Review of Policy Number 11-15 revealed the following: "Return of expired Drugs and Devices to the Pharmacy, nursing, and other personnel who discover expired drugs and devices shall return them to the pharmacy for proper disposition."

On 05/12/11 a review of statement provided by Director of Pharmacy (DOP) revealed the following: "Expired drugs from (Hospital #2) which is managed by our facility are brought to (Hospital #1) for pick up by the returns company. I am the pharmacist at both locations. Full time at Hospital #1 and part time at (Hospital #2). Hospital #2 is a three (3) bed acute care hospital. I am on call when needed. Signed, DOP"
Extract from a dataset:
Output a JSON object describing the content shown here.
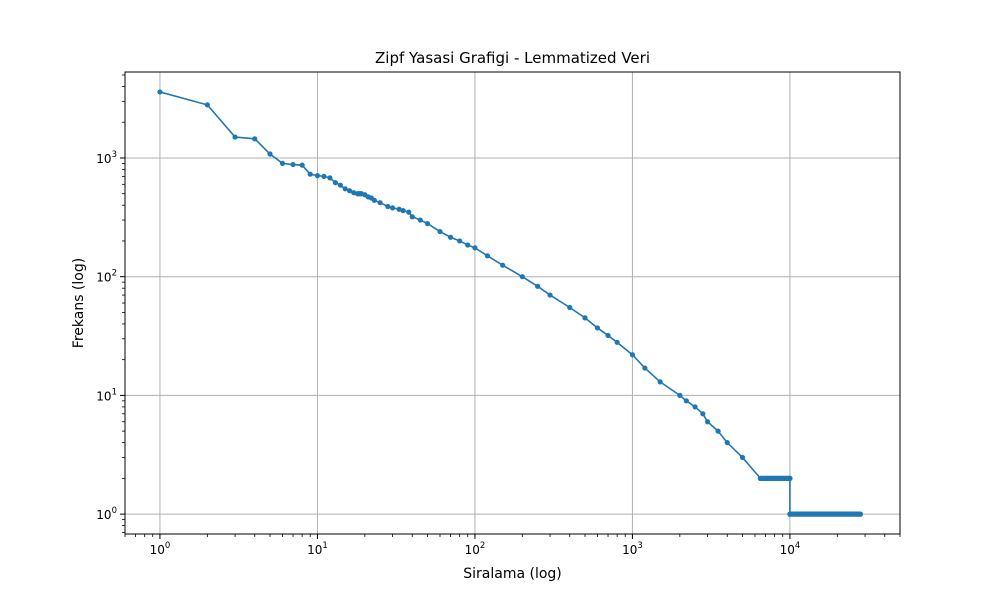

Review of a document received from CII Manifest dated 10/20/10 was provided when request for documentation on past return of Scheduled Drugs. Items returned were noted to be "24". Total cost of returns were noted to be $74.02 cents. No other documentation offered.

PHYSICAL ENVIRONMENT

Tag No.: A0700

Based on observation, and testing during the Fire Safety and Consrtuction follow-up/revist of 06/28/11, the hospital failed to be constructed, arranged, and maintained to ensure the safety of patients.

Findings include:

Refer to A709 for the hospital's failure to comply with the Life Safety Code, and A710 for the hospital's failure to comply with the applicable provisions of the Life Safety Code of the National Fire Protection Association.

LIFE SAFETY FROM FIRE

Tag No.: A0709

Based on observation and testing conducted during the revisit survey on 6/28/11, the hospital failed to be constructed, arranged, and maintained to ensure the safety of the patients.

Findings include:

The standard of Life Safety Code is considered not met due to the hospital's failure to comply with the applicable provisions of the Life Safety Code of the National Fire Protection Association. Refer to A710.

LIFE SAFETY FROM FIRE

Tag No.: A0710

Based on observation, and testing during the Fire Safety and Consrtuction follow-up/revist of 06/28/11, the hospital failed to be constructed, arranged, and maintained to ensure the safety of the patients.

Findings include:

Refer to K-025- The hospital failed to provide the one-half (1/2) hour fire resistance rating for smoke barrier walls in an existing fully sprinklered facility.

Refer to K-051 - The facility failed to provide the required audible visual fire alarm notification devices. NFPA 101 Chapter 9.6.3.